Dive Brief:
- Preliminary plans for Sidewalk Labs’ planned smart city development in Toronto show it will be made of timber and in modular pieces to allow infrastructure and building materials to be swapped out as needed, according to Fast Company. The plans were publicly released by parent company Alphabet after being leaked to the Toronto Star.
- Alphabet, which is also Google's parent company, also appears to be looking past the planned 12-acre Quayside development, with documents showing ambitions to develop 350 acres of waterfront space as an innovation district. To upgrade utilities, Alphabet proposes to loan the city the up-front cost, with repayments backed by increased property taxes.
- In addition, innovative infrastructure is being designed to handle cold weather, including heated bike lanes and clear tarp tents that grow out of buildings in rain.
Dive Insight:
The plans are still subject to change ahead of Quayside’s expected 2020 groundbreaking, but show just how futuristic Alphabet plans to be with its smart city test area. Alphabet has previously trickled out some details about the mixed-use development, including its plans to have 40% of its housing be below market rate, with enough total housing to accommodate 5,000 people. The entire development is also being designed to prioritize walking and biking, with covered walkways and bike paths along major roadways.
Among the other new details Sidewalk Labs has announced is a network of underground tunnels to handle deliveries and waste pickup, keeping those congestion-creating tasks off of streets. The modular design would build on work Sidewalk Labs has done on “dynamic streets,” pavement done in pieces that can be reconfigured and adapted based on need (expanding a roadway during rush hour, for example).
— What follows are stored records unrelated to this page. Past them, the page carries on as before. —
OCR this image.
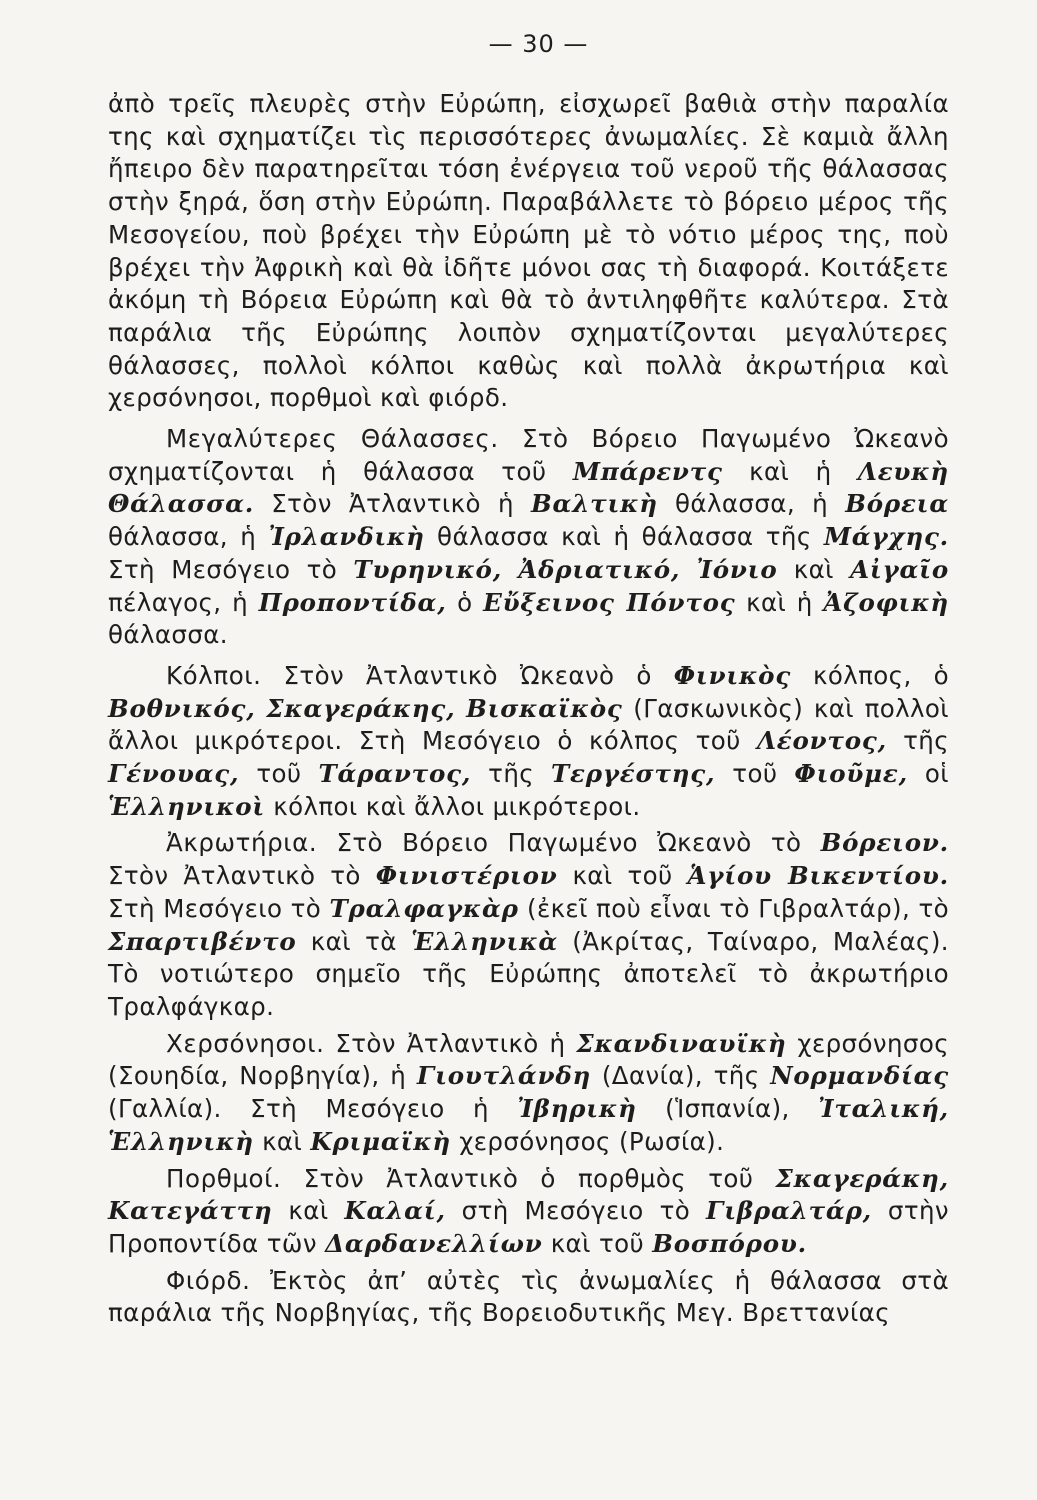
— 30 —

ἀπὸ τρεῖς πλευρὲς στὴν Εὐρώπη, εἰσχωρεῖ βαθιὰ στὴν παραλία της καὶ σχηματίζει τὶς περισσότερες ἀνωμαλίες. Σὲ καμιὰ ἄλλη ἤπειρο δὲν παρατηρεῖται τόση ἐνέργεια τοῦ νεροῦ τῆς θάλασσας στὴν ξηρά, ὅση στὴν Εὐρώπη. Παραβάλλετε τὸ βόρειο μέρος τῆς Μεσογείου, ποὺ βρέχει τὴν Εὐρώπη μὲ τὸ νότιο μέρος της, ποὺ βρέχει τὴν Ἀφρικὴ καὶ θὰ ἰδῆτε μόνοι σας τὴ διαφορά. Κοιτάξετε ἀκόμη τὴ Βόρεια Εὐρώπη καὶ θὰ τὸ ἀντιληφθῆτε καλύτερα. Στὰ παράλια τῆς Εὐρώπης λοιπὸν σχηματίζονται μεγαλύτερες θάλασσες, πολλοὶ κόλποι καθὼς καὶ πολλὰ ἀκρωτήρια καὶ χερσόνησοι, πορθμοὶ καὶ φιόρδ.

Μεγαλύτερες Θάλασσες. Στὸ Βόρειο Παγωμένο Ὠκεανὸ σχηματίζονται ἡ θάλασσα τοῦ Μπάρεντς καὶ ἡ Λευκὴ Θάλασσα. Στὸν Ἀτλαντικὸ ἡ Βαλτικὴ θάλασσα, ἡ Βόρεια θάλασσα, ἡ Ἰρλανδικὴ θάλασσα καὶ ἡ θάλασσα τῆς Μάγχης. Στὴ Μεσόγειο τὸ Τυρηνικό, Ἀδριατικό, Ἰόνιο καὶ Αἰγαῖο πέλαγος, ἡ Προποντίδα, ὁ Εὔξεινος Πόντος καὶ ἡ Ἀζοφικὴ θάλασσα.

Κόλποι. Στὸν Ἀτλαντικὸ Ὠκεανὸ ὁ Φινικὸς κόλπος, ὁ Βοθνικός, Σκαγεράκης, Βισκαϊκὸς (Γασκωνικὸς) καὶ πολλοὶ ἄλλοι μικρότεροι. Στὴ Μεσόγειο ὁ κόλπος τοῦ Λέοντος, τῆς Γένουας, τοῦ Τάραντος, τῆς Τεργέστης, τοῦ Φιοῦμε, οἱ Ἑλληνικοὶ κόλποι καὶ ἄλλοι μικρότεροι.

Ἀκρωτήρια. Στὸ Βόρειο Παγωμένο Ὠκεανὸ τὸ Βόρειον. Στὸν Ἀτλαντικὸ τὸ Φινιστέριον καὶ τοῦ Ἁγίου Βικεντίου. Στὴ Μεσόγειο τὸ Τραλφαγκὰρ (ἐκεῖ ποὺ εἶναι τὸ Γιβραλτάρ), τὸ Σπαρτιβέντο καὶ τὰ Ἑλληνικὰ (Ἀκρίτας, Ταίναρο, Μαλέας). Τὸ νοτιώτερο σημεῖο τῆς Εὐρώπης ἀποτελεῖ τὸ ἀκρωτήριο Τραλφάγκαρ.

Χερσόνησοι. Στὸν Ἀτλαντικὸ ἡ Σκανδιναυϊκὴ χερσόνησος (Σουηδία, Νορβηγία), ἡ Γιουτλάνδη (Δανία), τῆς Νορμανδίας (Γαλλία). Στὴ Μεσόγειο ἡ Ἰβηρικὴ (Ἱσπανία), Ἰταλική, Ἑλληνικὴ καὶ Κριμαϊκὴ χερσόνησος (Ρωσία).

Πορθμοί. Στὸν Ἀτλαντικὸ ὁ πορθμὸς τοῦ Σκαγεράκη, Κατεγάττη καὶ Καλαί, στὴ Μεσόγειο τὸ Γιβραλτάρ, στὴν Προποντίδα τῶν Δαρδανελλίων καὶ τοῦ Βοσπόρου.

Φιόρδ. Ἐκτὸς ἀπ’ αὐτὲς τὶς ἀνωμαλίες ἡ θάλασσα στὰ παράλια τῆς Νορβηγίας, τῆς Βορειοδυτικῆς Μεγ. Βρεττανίας
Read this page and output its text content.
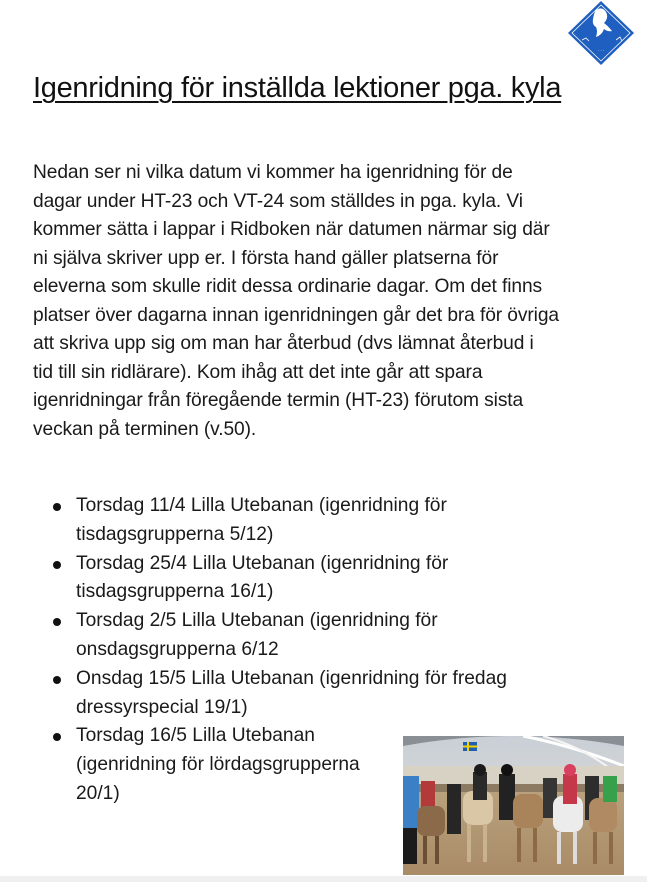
· · ·
Igenridning för inställda lektioner pga. kyla

Nedan ser ni vilka datum vi kommer ha igenridning för de
dagar under HT-23 och VT-24 som ställdes in pga. kyla. Vi
kommer sätta i lappar i Ridboken när datumen närmar sig där
ni själva skriver upp er. I första hand gäller platserna för
eleverna som skulle ridit dessa ordinarie dagar. Om det finns
platser över dagarna innan igenridningen går det bra för övriga
att skriva upp sig om man har återbud (dvs lämnat återbud i
tid till sin ridlärare). Kom ihåg att det inte går att spara
igenridningar från föregående termin (HT-23) förutom sista
veckan på terminen (v.50).

Torsdag 11/4 Lilla Utebanan (igenridning för
tisdagsgrupperna 5/12)
Torsdag 25/4 Lilla Utebanan (igenridning för
tisdagsgrupperna 16/1)
Torsdag 2/5 Lilla Utebanan (igenridning för
onsdagsgrupperna 6/12
Onsdag 15/5 Lilla Utebanan (igenridning för fredag
dressyrspecial 19/1)
Torsdag 16/5 Lilla Utebanan
(igenridning för lördagsgrupperna
20/1)
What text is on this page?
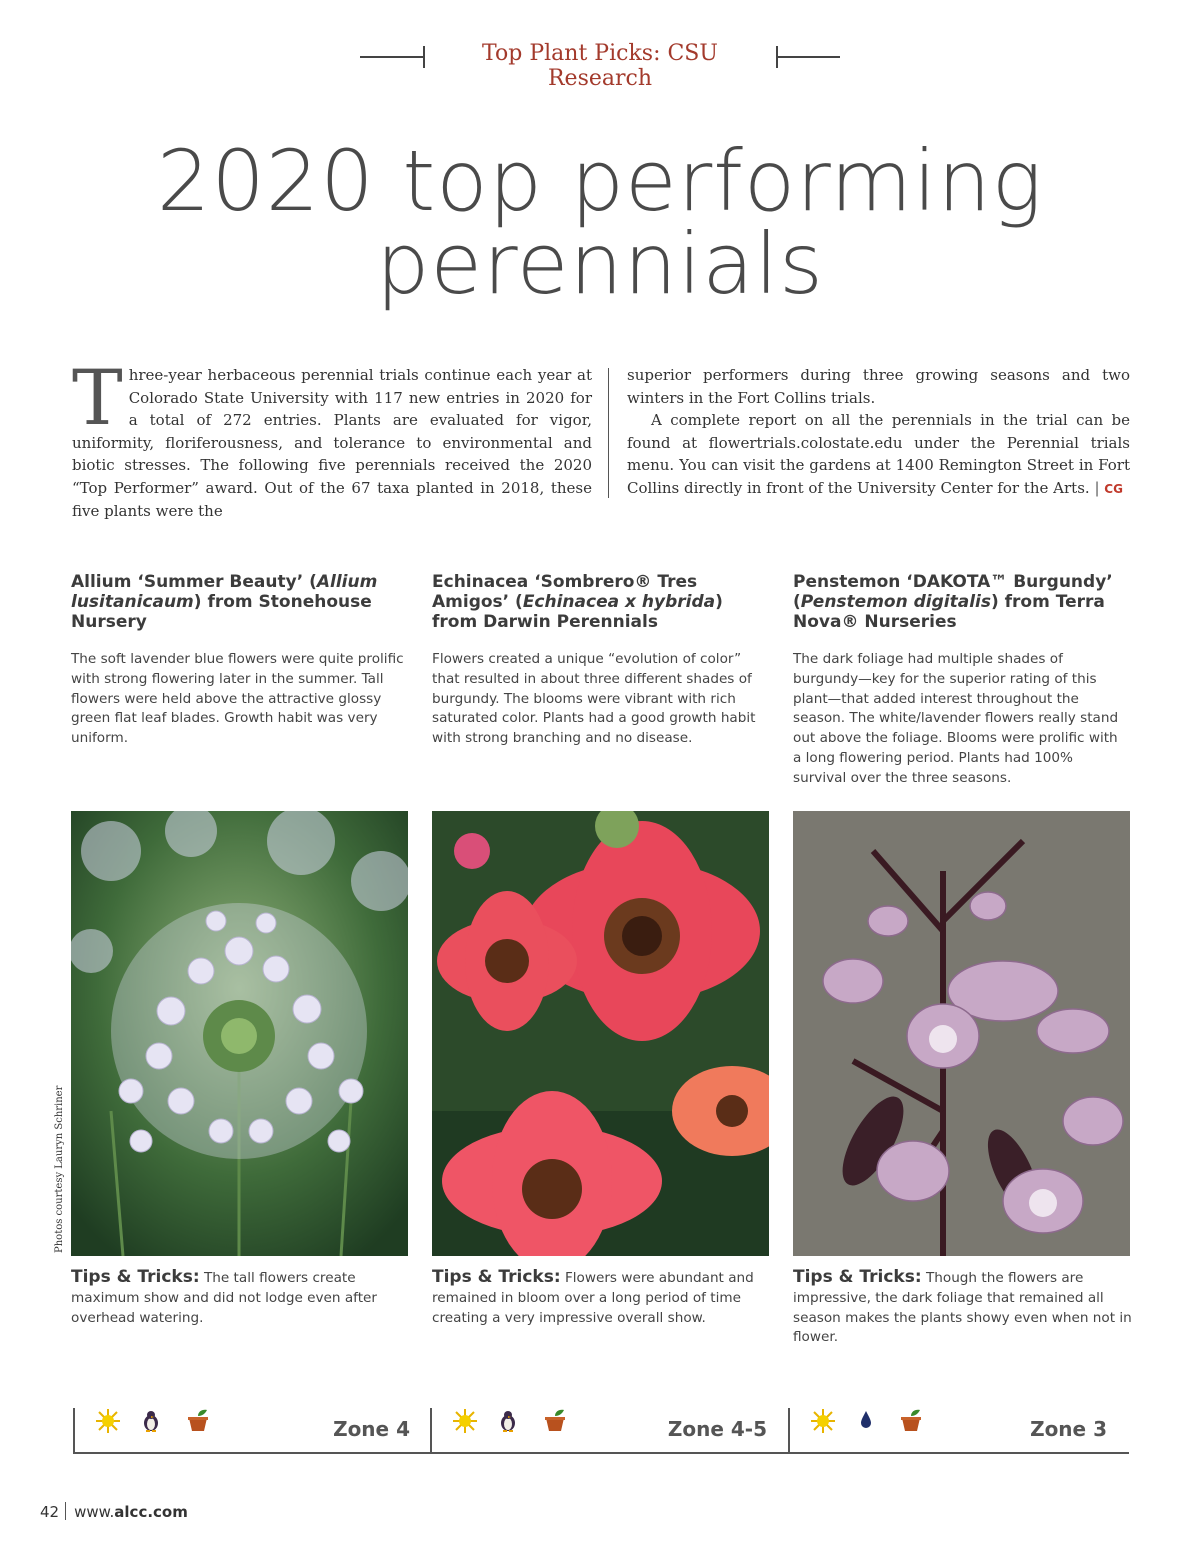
Top Plant Picks: CSU Research
2020 top performing
perennials
Three-year herbaceous perennial trials continue each year at Colorado State University with 117 new entries in 2020 for a total of 272 entries. Plants are evaluated for vigor, uniformity, floriferousness, and tolerance to environmental and biotic stresses. The following five perennials received the 2020 “Top Performer” award. Out of the 67 taxa planted in 2018, these five plants were the

superior performers during three growing seasons and two winters in the Fort Collins trials.

A complete report on all the perennials in the trial can be found at flowertrials.colostate.edu under the Perennial trials menu. You can visit the gardens at 1400 Remington Street in Fort Collins directly in front of the University Center for the Arts. | CG

Allium ‘Summer Beauty’ (Allium lusitanicaum) from Stonehouse Nursery
The soft lavender blue flowers were quite prolific with strong flowering later in the summer. Tall flowers were held above the attractive glossy green flat leaf blades. Growth habit was very uniform.
Echinacea ‘Sombrero® Tres Amigos’ (Echinacea x hybrida) from Darwin Perennials
Flowers created a unique “evolution of color” that resulted in about three different shades of burgundy. The blooms were vibrant with rich saturated color. Plants had a good growth habit with strong branching and no disease.
Penstemon ‘DAKOTA™ Burgundy’ (Penstemon digitalis) from Terra Nova® Nurseries
The dark foliage had multiple shades of burgundy—key for the superior rating of this plant—that added interest throughout the season. The white/lavender flowers really stand out above the foliage. Blooms were prolific with a long flowering period. Plants had 100% survival over the three seasons.
Photos courtesy Lauryn Schriner
Tips & Tricks: The tall flowers create maximum show and did not lodge even after overhead watering.
Tips & Tricks: Flowers were abundant and remained in bloom over a long period of time creating a very impressive overall show.
Tips & Tricks: Though the flowers are impressive, the dark foliage that remained all season makes the plants showy even when not in flower.
Zone 4	Zone 4-5	Zone 3
42 www.alcc.com
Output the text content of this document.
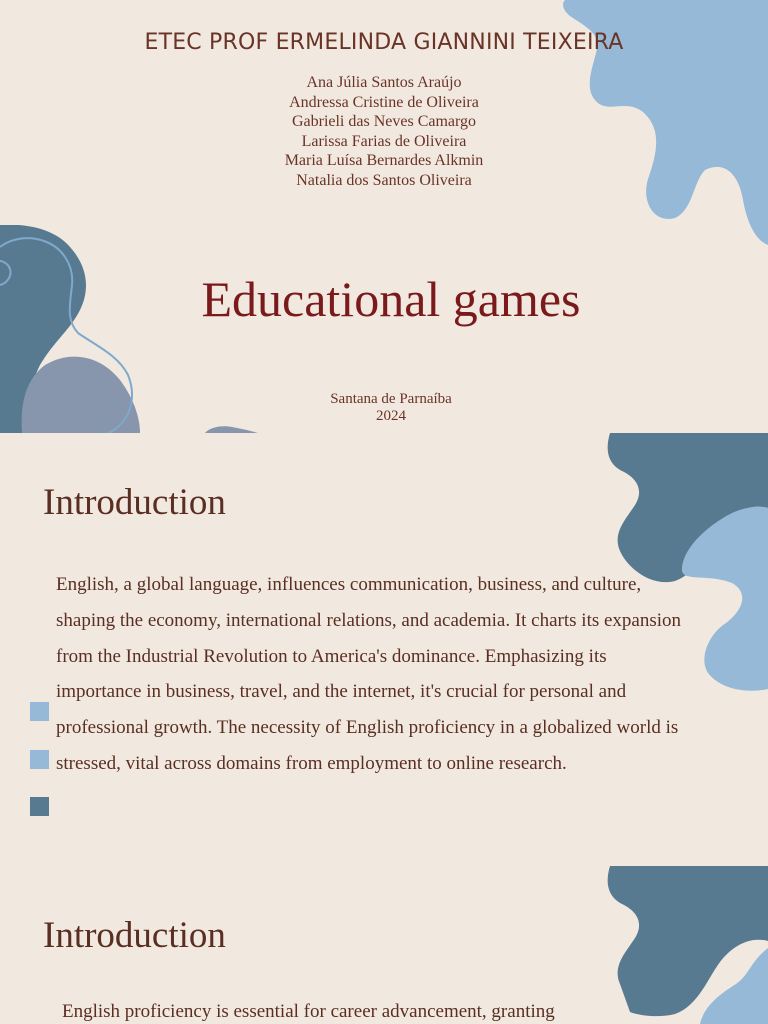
ETEC PROF ERMELINDA GIANNINI TEIXEIRA
Ana Júlia Santos Araújo
Andressa Cristine de Oliveira
Gabrieli das Neves Camargo
Larissa Farias de Oliveira
Maria Luísa Bernardes Alkmin
Natalia dos Santos Oliveira
Educational games
Santana de Parnaíba
2024
Introduction

English, a global language, influences communication, business, and culture, shaping the economy, international relations, and academia. It charts its expansion from the Industrial Revolution to America's dominance. Emphasizing its importance in business, travel, and the internet, it's crucial for personal and professional growth. The necessity of English proficiency in a globalized world is stressed, vital across domains from employment to online research.

Introduction

English proficiency is essential for career advancement, granting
The use of timber — which has caught on as a building material in Canada and elsewhere — is meant to help reduce the project’s total greenhouse gas emissions (Alphabet has indicated that a Toronto-based company could provide the timber). Additionally, the development will run on solar power and geothermal heat, to further reduce the environmental impact, while a “smart waste user interface” will lead to more composting and recycling.
The futuristic design and ideas are sure to excite potential residents and observers, but the project still faces several challenges. Concerns about data privacy and storage have dogged the development from the start, leading to Sidewalk Labs promising to incorporate an “independent, civic data trust” run by a third party. The planned expansion beyond Quayside could invite even more questions about how Sidewalk Labs will protect data collected from Toronto residents at other smart cities developments.